In his new role, Jon Wood will be set free from potential client conflict at UBS, the Swiss investment bank where he heads proprietary trading. Backers have already committed $3bn to his SRM global fund, which will be capped at $5bn and launched on 1 September. UBS, where Mr Wood has worked for the past 17 years, is investing $500m.
Under Mr Wood, UBS's strategic risk management team has delivered an average annual return of more than 50 per cent over the past five years, earning $2.4bn in revenue for the bank.
The two other members of the team - Ian Barclay and Adrian Marsh - plus three support staff are also leaving UBS to start SRM. The hedge fund will be based in Monaco, and will be the first to be regulated in the principality.
Institutions or the very rich can invest in SRM, and can choose to commit funds for three or five years. Those locked in for three years will be charged 1.5 per cent of assets under management each year; longer-term investors will pay 0.5 per cent less. A quarter of all profits will go to SRM.

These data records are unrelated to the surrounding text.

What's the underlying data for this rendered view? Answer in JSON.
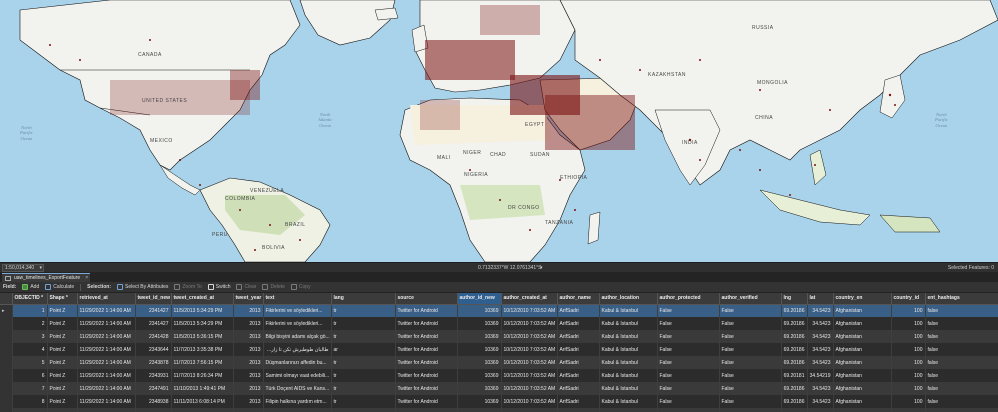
{
  "map": {
    "continent_labels": [
      {
        "id": "canada",
        "text": "CANADA"
      },
      {
        "id": "united-states",
        "text": "UNITED STATES"
      },
      {
        "id": "mexico",
        "text": "MEXICO"
      },
      {
        "id": "brazil",
        "text": "BRAZIL"
      },
      {
        "id": "russia",
        "text": "RUSSIA"
      },
      {
        "id": "kazakhstan",
        "text": "KAZAKHSTAN"
      },
      {
        "id": "mongolia",
        "text": "MONGOLIA"
      },
      {
        "id": "china",
        "text": "CHINA"
      },
      {
        "id": "india",
        "text": "INDIA"
      },
      {
        "id": "mali",
        "text": "MALI"
      },
      {
        "id": "niger",
        "text": "NIGER"
      },
      {
        "id": "chad",
        "text": "CHAD"
      },
      {
        "id": "sudan",
        "text": "SUDAN"
      },
      {
        "id": "egypt",
        "text": "EGYPT"
      },
      {
        "id": "ethiopia",
        "text": "ETHIOPIA"
      },
      {
        "id": "nigeria",
        "text": "NIGERIA"
      },
      {
        "id": "dr-congo",
        "text": "DR CONGO"
      },
      {
        "id": "tanzania",
        "text": "TANZANIA"
      },
      {
        "id": "peru",
        "text": "PERU"
      },
      {
        "id": "bolivia",
        "text": "BOLIVIA"
      },
      {
        "id": "colombia",
        "text": "COLOMBIA"
      },
      {
        "id": "venezuela",
        "text": "VENEZUELA"
      }
    ],
    "ocean_labels": [
      {
        "id": "north-pacific",
        "text": "North\nPacific\nOcean"
      },
      {
        "id": "north-atlantic",
        "text": "North\nAtlantic\nOcean"
      },
      {
        "id": "north-pacific-east",
        "text": "North\nPacific\nOcean"
      }
    ]
  },
  "statusbar": {
    "scale": "1:50,014,340",
    "coordinates": "0.7132337°W 12.0761341°S",
    "selected_features": "Selected Features: 0"
  },
  "table_tab": {
    "title": "uaw_timelines_ExportFeature"
  },
  "toolbar": {
    "field_label": "Field:",
    "add": "Add",
    "calculate": "Calculate",
    "selection_label": "Selection:",
    "select_by_attributes": "Select By Attributes",
    "zoom_to": "Zoom To",
    "switch": "Switch",
    "clear": "Clear",
    "delete": "Delete",
    "copy": "Copy"
  },
  "table": {
    "columns": [
      "",
      "OBJECTID *",
      "Shape *",
      "retrieved_at",
      "tweet_id_new",
      "tweet_created_at",
      "tweet_year",
      "text",
      "lang",
      "source",
      "author_id_new",
      "author_created_at",
      "author_name",
      "author_location",
      "author_protected",
      "author_verified",
      "lng",
      "lat",
      "country_en",
      "country_id",
      "ent_hashtags"
    ],
    "rows": [
      [
        "▸",
        "1",
        "Point Z",
        "11/29/2022 1:14:00 AM",
        "2341427",
        "11/5/2013 5:34:29 PM",
        "2013",
        "Fikirlerini ve söyledikleri...",
        "tr",
        "Twitter for Android",
        "10369",
        "10/12/2010 7:03:52 AM",
        "ArifSadri",
        "Kabul & Istanbul",
        "False",
        "False",
        "69.20186",
        "34.5423",
        "Afghanistan",
        "100",
        "false"
      ],
      [
        "",
        "2",
        "Point Z",
        "11/29/2022 1:14:00 AM",
        "2341427",
        "11/5/2013 5:34:29 PM",
        "2013",
        "Fikirlerini ve söyledikleri...",
        "tr",
        "Twitter for Android",
        "10369",
        "10/12/2010 7:03:52 AM",
        "ArifSadri",
        "Kabul & Istanbul",
        "False",
        "False",
        "69.20186",
        "34.5423",
        "Afghanistan",
        "100",
        "false"
      ],
      [
        "",
        "3",
        "Point Z",
        "11/29/2022 1:14:00 AM",
        "2341428",
        "11/5/2013 5:36:15 PM",
        "2013",
        "Bilgi bisyini adamı alçak gö...",
        "tr",
        "Twitter for Android",
        "10369",
        "10/12/2010 7:03:52 AM",
        "ArifSadri",
        "Kabul & Istanbul",
        "False",
        "False",
        "69.20186",
        "34.5423",
        "Afghanistan",
        "100",
        "false"
      ],
      [
        "",
        "4",
        "Point Z",
        "11/29/2022 1:14:00 AM",
        "2343644",
        "11/7/2013 3:35:38 PM",
        "2013",
        "طالبان طوطبرش تکن تا زار...",
        "ar",
        "Twitter for Android",
        "10369",
        "10/12/2010 7:03:52 AM",
        "ArifSadri",
        "Kabul & Istanbul",
        "False",
        "False",
        "69.20186",
        "34.5423",
        "Afghanistan",
        "100",
        "false"
      ],
      [
        "",
        "5",
        "Point Z",
        "11/29/2022 1:14:00 AM",
        "2343878",
        "11/7/2013 7:56:15 PM",
        "2013",
        "Düşmanlarınızı affedin bu...",
        "tr",
        "Twitter for Android",
        "10369",
        "10/12/2010 7:03:52 AM",
        "ArifSadri",
        "Kabul & Istanbul",
        "False",
        "False",
        "69.20186",
        "34.5423",
        "Afghanistan",
        "100",
        "false"
      ],
      [
        "",
        "6",
        "Point Z",
        "11/29/2022 1:14:00 AM",
        "2343931",
        "11/7/2013 8:26:34 PM",
        "2013",
        "Samimi olmayı vaat edebili...",
        "tr",
        "Twitter for Android",
        "10369",
        "10/12/2010 7:03:52 AM",
        "ArifSadri",
        "Kabul & Istanbul",
        "False",
        "False",
        "69.20181",
        "34.54219",
        "Afghanistan",
        "100",
        "false"
      ],
      [
        "",
        "7",
        "Point Z",
        "11/29/2022 1:14:00 AM",
        "2347491",
        "11/10/2013 1:49:41 PM",
        "2013",
        "Türk Doçent AIDS ve Kans...",
        "tr",
        "Twitter for Android",
        "10369",
        "10/12/2010 7:03:52 AM",
        "ArifSadri",
        "Kabul & Istanbul",
        "False",
        "False",
        "69.20186",
        "34.5423",
        "Afghanistan",
        "100",
        "false"
      ],
      [
        "",
        "8",
        "Point Z",
        "11/29/2022 1:14:00 AM",
        "2348938",
        "11/11/2013 6:08:14 PM",
        "2013",
        "Filipin halkına yardım etm...",
        "tr",
        "Twitter for Android",
        "10369",
        "10/12/2010 7:03:52 AM",
        "ArifSadri",
        "Kabul & Istanbul",
        "False",
        "False",
        "69.20186",
        "34.5423",
        "Afghanistan",
        "100",
        "false"
      ],
      [
        "",
        "9",
        "Point Z",
        "11/29/2022 1:14:00 AM",
        "2348970",
        "11/11/2013 6:27:02 PM",
        "2013",
        "...چرا ستونی با مشوره های",
        "ar",
        "Twitter for Android",
        "10369",
        "10/12/2010 7:03:52 AM",
        "ArifSadri",
        "Kabul & Istanbul",
        "False",
        "False",
        "69.20186",
        "34.5423",
        "Afghanistan",
        "100",
        "false"
      ]
    ]
  },
  "colors": {
    "ocean": "#a9d3ea",
    "land": "#f2f2ee",
    "points": "#7a1212",
    "selected_row": "#3a5f86",
    "highlight_column": "#2f5f8f"
  }
}
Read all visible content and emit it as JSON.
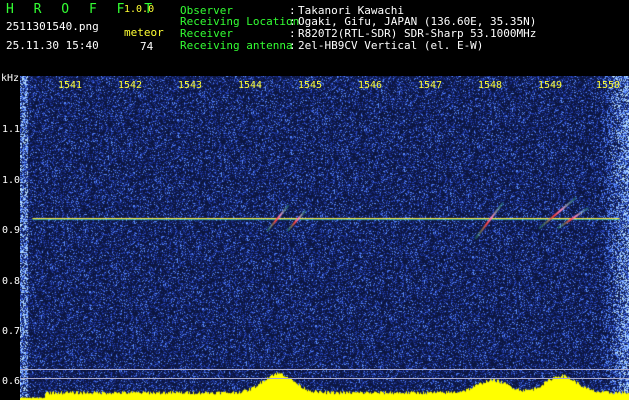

While at UBS, Mr Wood earned a reputation as a fierce and ruthless operator. As an activist shareholder, he headed a shareholder revolt at Lazard and pressured companies such as Fiat and Olivetti to change share structures to boost prices.
Mr Wood was thrust into the spotlight last year when he lost a £100m action in the High Court against Sir Tom Hunter and Chris Gorman, two of the country's best-known retail entrepreneurs. At the time, Mr Wood, who reputedly earns £20m a year from his job with UBS, was criticised by Mr Justice Warren as being an "unreliable witness", "evasive" and a "very hard and calculating man".
Mr Wood had sought compensation after claiming that Sir Tom and his business partners reneged on an agreement to buy the Birthdays greetings card shops through The Gadget Shop, a retailer co-owned with Mr Wood and his business partner, Peter Wilkinson. In fact, Sir Tom and his partners bought Birthdays for themselves.